Cyber security is an important issue for these organizations because many do not have the budgetary or personnel resources to meet the growing need for data protection. Without that protection in place, a loss of information could be catastrophic.

“Data security and data privacy have become a top priority as we move more information online,” said Deb Ketring, chief information officer for Rockwood School District. “Partnering with Maryville has allowed us to improve our information and security practices without using our limited funds to hire a cybersecurity professional.”

Many groups said the significant cost savings provided through their Maryville partnership allows them to place greater emphasis on their programs and services benefitting children, youth and adults in the region.

“This program is a breath of fresh air for school districts, like ours, that devote all their resources to students,” said Jason Rooks, director of technology and innovation for Parkway School District. “The monetary value of the information Maryville provides to us is huge. I’m able to take the funds I’m not spending on these services and put them back into the classroom with our students.”

The program also connects individuals in the region’s nonprofit and startup communities through education, mentoring and networking. Workshops are held discussing a variety of cyber security topics at St. Louis’ burgeoning tech communities of T-REX and Cortex. Attendees then share that knowledge with their networks.

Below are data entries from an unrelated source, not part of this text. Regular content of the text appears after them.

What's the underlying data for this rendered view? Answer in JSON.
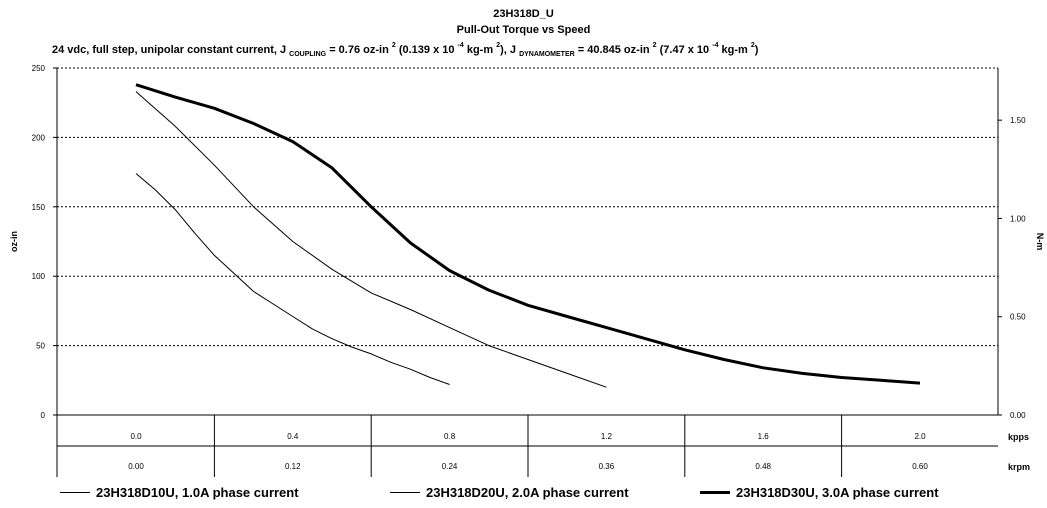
{
  "chart_data": {
    "type": "line",
    "title": "23H318D_U",
    "subtitle": "Pull-Out Torque vs Speed",
    "subheader": {
      "p1": "24 vdc, full step, unipolar constant current, J",
      "coupling_sub": "COUPLING",
      "p2": "= 0.76 oz-in",
      "sup_a": "2",
      "p3": "(0.139 x 10",
      "sup_b": "-4",
      "p4": "kg-m",
      "sup_c": "2",
      "p5": "), J",
      "dyn_sub": "DYNAMOMETER",
      "p6": "= 40.845 oz-in",
      "sup_d": "2",
      "p7": "(7.47 x 10",
      "sup_e": "-4",
      "p8": "kg-m",
      "sup_f": "2",
      "p9": ")"
    },
    "ylabel": "oz-in",
    "y2label": "N-m",
    "ylim": [
      0,
      250
    ],
    "y_ticks": [
      "0",
      "50",
      "100",
      "150",
      "200",
      "250"
    ],
    "y2_ticks": [
      "0.00",
      "0.50",
      "1.00",
      "1.50"
    ],
    "y2_tick_values": [
      0,
      0.5,
      1.0,
      1.5
    ],
    "nm_per_ozin": 0.00706155,
    "xlim": [
      0,
      2.0
    ],
    "grid": true,
    "x_axis_rows": [
      {
        "unit": "kpps",
        "ticks": [
          "0.0",
          "0.4",
          "0.8",
          "1.2",
          "1.6",
          "2.0"
        ]
      },
      {
        "unit": "krpm",
        "ticks": [
          "0.00",
          "0.12",
          "0.24",
          "0.36",
          "0.48",
          "0.60"
        ]
      }
    ],
    "series": [
      {
        "name": "23H318D10U, 1.0A phase current",
        "stroke": 1,
        "x": [
          0,
          0.05,
          0.1,
          0.15,
          0.2,
          0.25,
          0.3,
          0.35,
          0.4,
          0.45,
          0.5,
          0.55,
          0.6,
          0.65,
          0.7,
          0.75,
          0.8
        ],
        "y": [
          174,
          162,
          148,
          131,
          115,
          102,
          89,
          80,
          71,
          62,
          55,
          49,
          44,
          38,
          33,
          27,
          22
        ]
      },
      {
        "name": "23H318D20U, 2.0A phase current",
        "stroke": 1,
        "x": [
          0,
          0.1,
          0.2,
          0.3,
          0.4,
          0.5,
          0.6,
          0.7,
          0.8,
          0.9,
          1.0,
          1.1,
          1.2
        ],
        "y": [
          233,
          208,
          180,
          150,
          125,
          105,
          88,
          76,
          63,
          50,
          40,
          30,
          20
        ]
      },
      {
        "name": "23H318D30U, 3.0A phase current",
        "stroke": 3,
        "x": [
          0,
          0.1,
          0.2,
          0.3,
          0.4,
          0.5,
          0.6,
          0.7,
          0.8,
          0.9,
          1.0,
          1.1,
          1.2,
          1.3,
          1.4,
          1.5,
          1.6,
          1.7,
          1.8,
          1.9,
          2.0
        ],
        "y": [
          238,
          229,
          221,
          210,
          197,
          178,
          150,
          124,
          104,
          90,
          79,
          71,
          63,
          55,
          47,
          40,
          34,
          30,
          27,
          25,
          23
        ]
      }
    ],
    "legend_position": "bottom"
  }
}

Rooks spoke about his district’s partnership with Maryville at a recent gathering of the Missouri School Board Association. His presentation discussed incident response best practices and included a recommendation for groups to reach out to Maryville during future incidents.

“School districts have robust technology infrastructures comparable to Fortune 500 companies, but we often get overlooked in the cyber security world. I want other districts to know that when things get serious, they have a resource to reach out to for guidance and support before, during and after an incident takes place,” he said.

More than 150 nonprofit organizations, including charities, churches, school districts and private schools, small businesses and social service providers, have received free information security analysis through the CFC. Partnerships exist through the “Protect and Connect” program with funding support provided through a three-year, $435,000 grant from the PNC Foundation.

“We are impressed with how the ‘Protect and Connect’ program has grown since its inception and the many different constituents it has engaged,” said Debbie Marshall, senior vice president and director of client and community relations for PNC Financial Services Group. “It’s interesting to hear how the CFC clients don’t have the resources to dedicate to cyber security, even though there is a great need. We’re thrilled Maryville’s cyber security students are able to come in and fill that need.”